En fait, la question européenne en tant que telle, dans sa spécificité, n’est pas au centre de l’élection. Ce sont les questions d’emploi, de croissance ou d’immigration qui captent l’attention. La question européenne ne devient un enjeu que lorsqu’elle est phagocytée par ces différents thèmes domestiques, et elle n’est donc jamais prise véritablement en elle-même.
La City est favorable au maintien dans l’Union pour des raisons économiques et financières. De son côté, le parti UKIP a réussi à créer un amalgame au sein de l’opinion publique en liant de façon étroite le thème de l’immigration avec celui de l’Union européenne et de l’espace Schengen. Par ce tour de passe-passe, la question européenne est ainsi interprétée en fonction d’un spectre strictement domestique, et au prisme presque exclusif du débat intérieur.
Si l’on se place dans le cas plausible où aucun des partis n’acquiert de majorité de gouvernement à l’issue du scrutin, on peut envisager différentes configurations possibles sur la question européenne. Dans le cas d’une coalition entre les conservateurs et le parti UKIP, le référendum sur la sortie du Royaume-Uni de l’Union européenne risque d’être avancé en 2016 au lieu de 2017. Or il est aujourd’hui impossible de prévoir dans quel sens les conservateurs feront campagne : en fonction des concessions que David Cameron peut obtenir auprès de ses partenaires européens, il peut aussi bien faire campagne pour la sortie ou le maintien du pays dans l’Union.

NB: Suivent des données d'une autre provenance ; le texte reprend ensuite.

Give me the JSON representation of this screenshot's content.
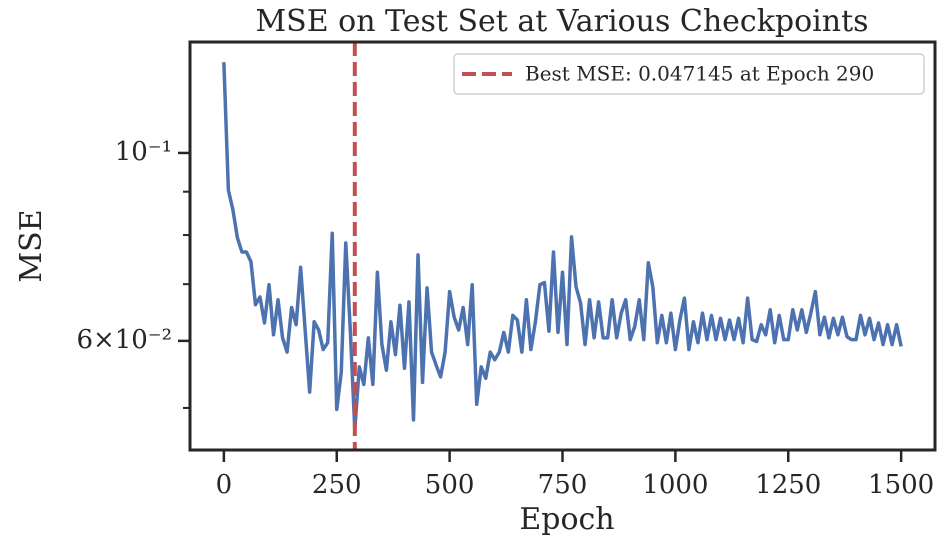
{
  "chart_data": {
    "type": "line",
    "title": "MSE on Test Set at Various Checkpoints",
    "xlabel": "Epoch",
    "ylabel": "MSE",
    "x": [
      0,
      10,
      20,
      30,
      40,
      50,
      60,
      70,
      80,
      90,
      100,
      110,
      120,
      130,
      140,
      150,
      160,
      170,
      180,
      190,
      200,
      210,
      220,
      230,
      240,
      250,
      260,
      270,
      280,
      290,
      300,
      310,
      320,
      330,
      340,
      350,
      360,
      370,
      380,
      390,
      400,
      410,
      420,
      430,
      440,
      450,
      460,
      470,
      480,
      490,
      500,
      510,
      520,
      530,
      540,
      550,
      560,
      570,
      580,
      590,
      600,
      610,
      620,
      630,
      640,
      650,
      660,
      670,
      680,
      690,
      700,
      710,
      720,
      730,
      740,
      750,
      760,
      770,
      780,
      790,
      800,
      810,
      820,
      830,
      840,
      850,
      860,
      870,
      880,
      890,
      900,
      910,
      920,
      930,
      940,
      950,
      960,
      970,
      980,
      990,
      1000,
      1010,
      1020,
      1030,
      1040,
      1050,
      1060,
      1070,
      1080,
      1090,
      1100,
      1110,
      1120,
      1130,
      1140,
      1150,
      1160,
      1170,
      1180,
      1190,
      1200,
      1210,
      1220,
      1230,
      1240,
      1250,
      1260,
      1270,
      1280,
      1290,
      1300,
      1310,
      1320,
      1330,
      1340,
      1350,
      1360,
      1370,
      1380,
      1390,
      1400,
      1410,
      1420,
      1430,
      1440,
      1450,
      1460,
      1470,
      1480,
      1490,
      1500
    ],
    "series": [
      {
        "color": "#4c72b0",
        "values": [
          0.128,
          0.0904,
          0.0857,
          0.0794,
          0.0764,
          0.0764,
          0.0744,
          0.0662,
          0.0676,
          0.063,
          0.0699,
          0.061,
          0.0671,
          0.0605,
          0.0582,
          0.0657,
          0.0627,
          0.0733,
          0.0618,
          0.0522,
          0.0632,
          0.0618,
          0.0586,
          0.0597,
          0.0804,
          0.0498,
          0.0551,
          0.0783,
          0.0618,
          0.047145,
          0.0559,
          0.0533,
          0.0605,
          0.0533,
          0.0723,
          0.0594,
          0.0554,
          0.0632,
          0.0578,
          0.0661,
          0.0557,
          0.0667,
          0.0484,
          0.0758,
          0.0536,
          0.0693,
          0.0582,
          0.0562,
          0.0544,
          0.0582,
          0.0686,
          0.064,
          0.0618,
          0.0657,
          0.0594,
          0.0699,
          0.0505,
          0.0559,
          0.0542,
          0.0582,
          0.057,
          0.0582,
          0.0614,
          0.0582,
          0.0643,
          0.0635,
          0.0582,
          0.0671,
          0.0586,
          0.0632,
          0.0699,
          0.0703,
          0.0616,
          0.0764,
          0.0614,
          0.0723,
          0.0594,
          0.0796,
          0.0695,
          0.0665,
          0.0594,
          0.0671,
          0.0605,
          0.0667,
          0.0605,
          0.0605,
          0.0671,
          0.0605,
          0.0647,
          0.0671,
          0.0602,
          0.0624,
          0.0671,
          0.0602,
          0.0742,
          0.0695,
          0.0597,
          0.0643,
          0.0597,
          0.0647,
          0.0586,
          0.0635,
          0.0674,
          0.0586,
          0.0632,
          0.0597,
          0.0647,
          0.0602,
          0.0643,
          0.0602,
          0.0638,
          0.0602,
          0.0635,
          0.0602,
          0.0638,
          0.0597,
          0.0674,
          0.0602,
          0.0599,
          0.0627,
          0.061,
          0.0653,
          0.0597,
          0.0643,
          0.0602,
          0.0602,
          0.0653,
          0.0618,
          0.0653,
          0.0614,
          0.0647,
          0.0686,
          0.061,
          0.064,
          0.0605,
          0.0638,
          0.061,
          0.064,
          0.0607,
          0.0602,
          0.0602,
          0.0643,
          0.061,
          0.0638,
          0.0602,
          0.063,
          0.0594,
          0.0627,
          0.0594,
          0.0627,
          0.0591
        ]
      }
    ],
    "reference_line": {
      "x": 290,
      "label": "Best MSE: 0.047145 at Epoch 290",
      "color": "#c44e52"
    },
    "legend": "upper right",
    "xlim": [
      -75,
      1575
    ],
    "xticks": [
      0,
      250,
      500,
      750,
      1000,
      1250,
      1500
    ],
    "ylim": [
      0.0446,
      0.1352
    ],
    "log_y": true,
    "yticks": [
      {
        "value": 0.1,
        "label": "10⁻¹"
      },
      {
        "value": 0.06,
        "label": "6×10⁻²"
      }
    ],
    "yminorticks": [
      0.05,
      0.07,
      0.08,
      0.09
    ]
  }
}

La deuxième configuration envisageable est une coalition entre les travaillistes et les libéraux-démocrates. Aucun de ces deux partis n’est favorable à la sortie du Royaume-Uni de l’Union européenne et à la tenue d’un référendum, sauf en cas de transfert de pouvoirs supplémentaire vers Bruxelles.
La dernière possibilité – et la plus ubuesque – est une coalition entre les travaillistes et le SNP. Dans un tel cas de figure, le Premier ministre deviendrait Ed Miliband son numéro 2 serait Alexander Salmond, le leader du SNP. On se retrouverait dans une situation où le Premier ministre adjoint du Royaume-Uni n’aurait eu de cesse de plaider ces derniers mois pour un démantèlement du Royaume au titre de l’indépendance de l’Ecosse.
Ces conséquences restent hypothétiques à l’heure actuelle, parce que la campagne ne fait que commencer et parce que nul ne peut prévoir les conséquences politiques des coalitions gouvernementales. Ces configurations sont très différentes les unes des autres, et semblent pouvoir basculer sur un coup de dés et un tour de négociation – pourtant elles auront chacune en réalité des conséquences de fond très importantes sur l’avenir du Royaume Uni et sur l’avenir de sa relation avec l’Union européenne.